Aufgrund ihres Suchverhaltens und der technischen Möglichkeiten könnten «Gesundheitssurfer» in Zukunft sogar eine Warnung auf ihrem Computer erhalten. Aufgrund der oben aufgeführten Suchbegriffe könnte es demnach heissen: Verdacht auf Krebs der Bauchspeicheldrüse!

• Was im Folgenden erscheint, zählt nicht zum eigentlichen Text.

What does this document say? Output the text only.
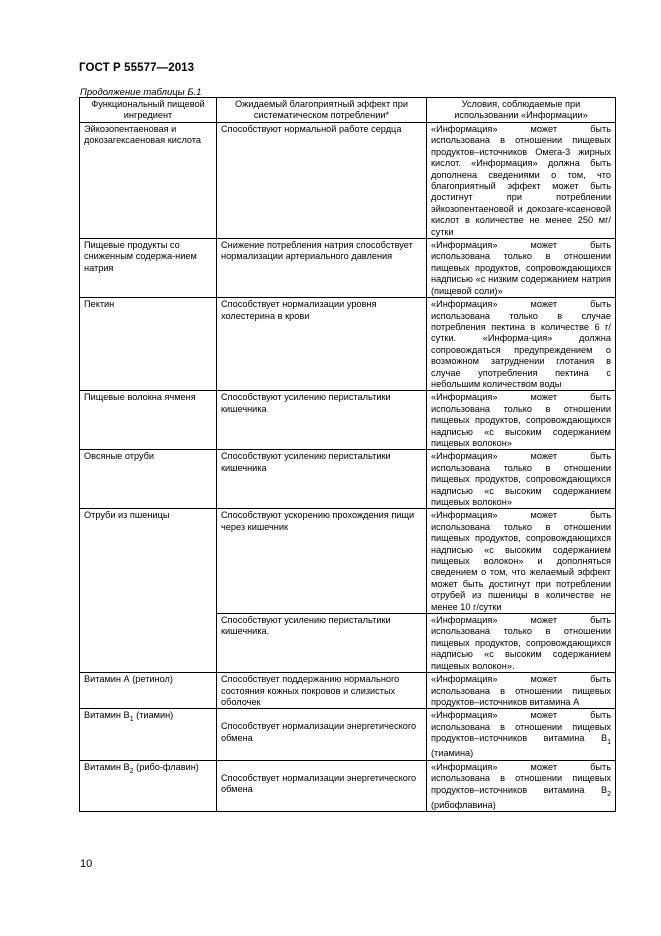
ГОСТ Р 55577—2013
Продолжение таблицы Б.1
Функциональный пищевой ингредиент	Ожидаемый благоприятный эффект при систематическом потреблении*	Условия, соблюдаемые при использовании «Информации»
Эйкозопентаеновая и докозагексаеновая кислота	Способствуют нормальной работе сердца	«Информация» может быть использована в отношении пищевых продуктов–источников Омега-3 жирных кислот. «Информация» должна быть дополнена сведениями о том, что благоприятный эффект может быть достигнут при потреблении эйкозопентаеновой и докозаге-ксаеновой кислот в количестве не менее 250 мг/сутки
Пищевые продукты со сниженным содержа-нием натрия	Снижение потребления натрия способствует нормализации артериального давления	«Информация» может быть использована только в отношении пищевых продуктов, сопровождающихся надписью «с низким содержанием натрия (пищевой соли)»
Пектин	Способствует нормализации уровня холестерина в крови	«Информация» может быть использована только в случае потребления пектина в количестве 6 г/сутки. «Информа-ция» должна сопровождаться предупреждением о возможном затруднении глотания в случае употребления пектина с небольшим количеством воды
Пищевые волокна ячменя	Способствуют усилению перистальтики кишечника	«Информация» может быть использована только в отношении пищевых продуктов, сопровождающихся надписью «с высоким содержанием пищевых волокон»
Овсяные отруби	Способствуют усилению перистальтики кишечника	«Информация» может быть использована только в отношении пищевых продуктов, сопровождающихся надписью «с высоким содержанием пищевых волокон»
Отруби из пшеницы	Способствуют ускорению прохождения пищи через кишечник	«Информация» может быть использована только в отношении пищевых продуктов, сопровождающихся надписью «с высоким содержанием пищевых волокон» и дополняться сведением о том, что желаемый эффект может быть достигнут при потреблении отрубей из пшеницы в количестве не менее 10 г/сутки
	Способствуют усилению перистальтики кишечника.	«Информация» может быть использована только в отношении пищевых продуктов, сопровождающихся надписью «с высоким содержанием пищевых волокон».
Витамин А (ретинол)	Способствует поддержанию нормального состояния кожных покровов и слизистых оболочек	«Информация» может быть использована в отношении пищевых продуктов–источников витамина А
Витамин $B_1$ (тиамин)	Способствует нормализации энергетического обмена	«Информация» может быть использована в отношении пищевых продуктов–источников витамина $B_1$ (тиамина)
Витамин $B_2$ (рибо-флавин)	Способствует нормализации энергетического обмена	«Информация» может быть использована в отношении пищевых продуктов–источников витамина $B_2$ (рибофлавина)
10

In einem Artikel in der «Süddeutschen» verkündeten zwei Wissenschaftler von Microsoft, dass sie fähig seien, Krankheiten von Surfern anhand deren Suchverhaltens erkennen zu können – und zwar bevor die Nutzer selbst von ihrer Erkrankung wüssten. Sie hätten aufgezeigt, dass sie Bauchspeicheldrüsenkrebs schon Monate vor der Arztdiagnose erkennen könnten, indem sie Anfragen an Microsofts Internet-Suchmaschine Bing auswerteten.
Kaum ein Fehlalarm
Zwar gelang ihnen lediglich in fünf bis 15 Prozent der Fälle die Früherkennung. Dafür ist die Zahl der Fehlalarme bemerkenswert: Von 10‘000 Nutzern wurde weniger als einer fälschlicherweise als krebskrank eingestuft. Insgesamt flossen in die Analyse die Daten von mehr als neun Millionen anonymisierten Internetnutzern ein.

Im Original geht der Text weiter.